Automatic Dialect Adaptation in Finnish and its Effect on Perceived Creativity
This work addresses the challenge of dialect adaptation in Finnish for applications like creative text generation, though it is incremental as it builds on existing NMT methods.
The authors tackled the problem of automatically adapting standard Finnish text to various dialects using character-level NMT models, finding that transfer learning slightly outperformed a multi-dialectal approach across over 20 dialects. They also studied how dialect adaptation affects perceived creativity in computer-generated poetry, revealing that greater deviation from standard Finnish led to lower scores on an existing metric, but people associated creativity more with dialects and fluency more with standard Finnish.

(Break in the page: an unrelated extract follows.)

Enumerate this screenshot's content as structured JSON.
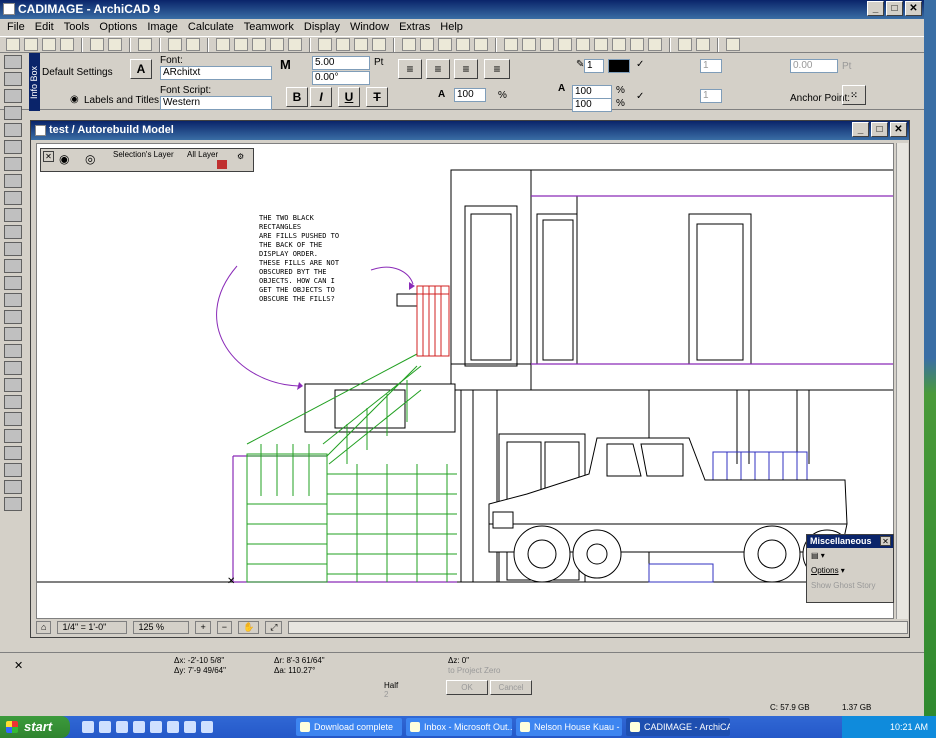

We present a novel approach for adapting text written in standard Finnish to different dialects. We experiment with character level NMT models both by using a multi-dialectal and transfer learning approaches. The models are tested with over 20 different dialects. The results seem to favor transfer learning, although not strongly over the multi-dialectal approach. We study the influence dialectal adaptation has on perceived creativity of computer generated poetry. Our results suggest that the more the dialect deviates from the standard Finnish, the lower scores people tend to give on an existing evaluation metric. However, on a word association test, people associate creativity and originality more with dialect and fluency more with standard Finnish.